How to fix it? Fixing this pattern is harder, all previous sections are prerequisites for this one, namely:

  1. There should a setup script to configure setup the environment
  2. Configuration should be centralized in a single file, out of the source code
  3. There should be a script to execute the pipeline end-to-end

If all those requisites are met, there is no need to share intermediate files.

The only situation when sharing intermediate files might be necessary is when any of your tasks either a) takes a lot to run or b) it has to be run in a restricted environment (e.g., a shared cluster). In such case, special care should be given to make sure that the code that produced some results is appropriately stored in version control. Avoid this situation as much as possible.

For most projects, this should not be the case.
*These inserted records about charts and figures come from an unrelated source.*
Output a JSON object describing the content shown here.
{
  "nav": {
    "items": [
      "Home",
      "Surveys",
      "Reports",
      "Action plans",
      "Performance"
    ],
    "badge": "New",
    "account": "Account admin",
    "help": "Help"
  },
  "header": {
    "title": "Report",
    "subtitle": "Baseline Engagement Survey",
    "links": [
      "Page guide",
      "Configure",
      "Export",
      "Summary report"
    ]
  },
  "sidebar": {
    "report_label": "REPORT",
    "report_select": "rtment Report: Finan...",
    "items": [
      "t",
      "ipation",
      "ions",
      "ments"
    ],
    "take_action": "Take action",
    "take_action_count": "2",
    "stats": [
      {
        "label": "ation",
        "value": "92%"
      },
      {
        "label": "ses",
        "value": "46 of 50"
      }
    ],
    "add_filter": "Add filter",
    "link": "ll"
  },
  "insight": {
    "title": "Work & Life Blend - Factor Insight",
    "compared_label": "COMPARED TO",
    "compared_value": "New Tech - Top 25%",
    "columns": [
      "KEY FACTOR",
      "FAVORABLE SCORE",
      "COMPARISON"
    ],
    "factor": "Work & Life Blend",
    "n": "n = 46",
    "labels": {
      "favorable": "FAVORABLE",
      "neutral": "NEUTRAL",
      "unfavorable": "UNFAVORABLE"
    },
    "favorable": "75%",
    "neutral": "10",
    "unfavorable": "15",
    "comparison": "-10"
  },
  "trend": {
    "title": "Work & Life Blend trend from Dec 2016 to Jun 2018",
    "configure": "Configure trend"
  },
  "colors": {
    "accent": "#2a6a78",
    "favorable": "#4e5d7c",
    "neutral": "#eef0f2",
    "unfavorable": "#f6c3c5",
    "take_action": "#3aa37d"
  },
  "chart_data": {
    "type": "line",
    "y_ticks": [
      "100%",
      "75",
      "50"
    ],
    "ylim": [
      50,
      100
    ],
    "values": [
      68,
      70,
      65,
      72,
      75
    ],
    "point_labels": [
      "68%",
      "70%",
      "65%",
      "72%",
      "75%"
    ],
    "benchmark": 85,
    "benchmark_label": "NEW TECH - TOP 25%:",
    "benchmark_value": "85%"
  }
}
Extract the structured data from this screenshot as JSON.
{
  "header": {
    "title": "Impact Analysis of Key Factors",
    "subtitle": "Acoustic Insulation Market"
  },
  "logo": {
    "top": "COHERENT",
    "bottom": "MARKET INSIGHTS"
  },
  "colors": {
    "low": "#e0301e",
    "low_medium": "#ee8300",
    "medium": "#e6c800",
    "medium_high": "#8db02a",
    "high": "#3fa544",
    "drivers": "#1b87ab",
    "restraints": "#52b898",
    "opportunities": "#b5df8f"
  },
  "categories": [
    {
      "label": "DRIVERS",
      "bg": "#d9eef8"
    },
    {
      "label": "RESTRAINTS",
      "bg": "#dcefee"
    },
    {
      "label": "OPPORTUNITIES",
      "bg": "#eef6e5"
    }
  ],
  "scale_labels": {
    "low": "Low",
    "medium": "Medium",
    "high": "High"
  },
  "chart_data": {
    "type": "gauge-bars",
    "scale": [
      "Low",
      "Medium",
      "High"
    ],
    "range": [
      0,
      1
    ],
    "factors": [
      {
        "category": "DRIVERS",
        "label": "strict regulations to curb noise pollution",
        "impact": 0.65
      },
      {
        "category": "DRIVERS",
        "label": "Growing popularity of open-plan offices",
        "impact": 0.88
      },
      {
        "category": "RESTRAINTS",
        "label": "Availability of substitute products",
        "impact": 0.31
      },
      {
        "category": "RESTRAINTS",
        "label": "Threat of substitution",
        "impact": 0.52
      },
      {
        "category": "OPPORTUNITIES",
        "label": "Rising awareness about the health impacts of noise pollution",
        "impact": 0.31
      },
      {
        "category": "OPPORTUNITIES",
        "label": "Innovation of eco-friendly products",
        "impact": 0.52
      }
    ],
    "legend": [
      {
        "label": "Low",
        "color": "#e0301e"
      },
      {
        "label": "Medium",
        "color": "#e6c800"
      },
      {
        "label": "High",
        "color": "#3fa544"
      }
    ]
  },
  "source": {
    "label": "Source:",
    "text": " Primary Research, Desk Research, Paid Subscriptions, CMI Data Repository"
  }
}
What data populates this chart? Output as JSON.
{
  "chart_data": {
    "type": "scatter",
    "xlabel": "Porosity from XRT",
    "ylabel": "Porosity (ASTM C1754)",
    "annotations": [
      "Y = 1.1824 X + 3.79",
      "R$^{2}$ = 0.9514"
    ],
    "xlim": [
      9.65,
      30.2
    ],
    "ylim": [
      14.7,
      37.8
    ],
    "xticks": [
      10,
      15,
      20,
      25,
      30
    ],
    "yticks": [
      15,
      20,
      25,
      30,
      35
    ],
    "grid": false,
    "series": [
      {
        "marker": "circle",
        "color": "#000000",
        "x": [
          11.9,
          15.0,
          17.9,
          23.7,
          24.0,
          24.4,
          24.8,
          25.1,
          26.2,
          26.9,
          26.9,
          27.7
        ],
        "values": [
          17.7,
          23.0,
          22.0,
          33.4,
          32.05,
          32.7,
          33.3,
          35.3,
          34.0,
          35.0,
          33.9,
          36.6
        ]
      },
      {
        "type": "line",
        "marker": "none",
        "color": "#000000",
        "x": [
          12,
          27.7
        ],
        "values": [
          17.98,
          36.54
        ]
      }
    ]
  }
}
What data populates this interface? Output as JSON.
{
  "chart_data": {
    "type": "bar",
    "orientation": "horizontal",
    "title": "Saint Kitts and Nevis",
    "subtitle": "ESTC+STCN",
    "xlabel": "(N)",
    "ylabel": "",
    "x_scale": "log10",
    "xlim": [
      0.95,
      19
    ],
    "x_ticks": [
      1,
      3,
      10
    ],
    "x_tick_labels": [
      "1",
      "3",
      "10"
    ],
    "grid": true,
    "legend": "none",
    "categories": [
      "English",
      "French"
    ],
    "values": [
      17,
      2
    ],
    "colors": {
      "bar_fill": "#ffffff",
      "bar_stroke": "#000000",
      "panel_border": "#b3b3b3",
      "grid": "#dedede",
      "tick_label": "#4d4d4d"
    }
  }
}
If you are working with large datasets, you probably already have some distributed infrastructure which makes your computationally heavy scripts run in a reasonable amount of time, if they do not, consider splitting them in smaller steps.

5. A change in a single step requires you to execute the pipeline end-to-end

During development, it is always the case that steps are revisited (added features, fixed bugs). Every time you make a change, you have to make sure that all changes propagate to steps downstream. Since steps in a data pipeline often take minutes or even hours to run, an update should only trigger execution on their downstream dependencies to avoid wasteful computations.

If there is no way for your pipeline to know which steps are affected by any given update you only have two choices: either to run the entire pipeline again or manually check which steps have to be run. Both options are a waste of your time.

How to fix it? There is not a single answer here. I have not found any library to easily fix this issue (I implemented my own solution but it is not publicly available yet). If all your processing is done locally, my recommendation is to use Make.

Final comments

I hope this post helps you find areas for improvement in your data projects. Putting attention to this issues will pay off in the long run. A working workflow not only will increase your productivity to get your analysis right faster but will help you build more robust data products.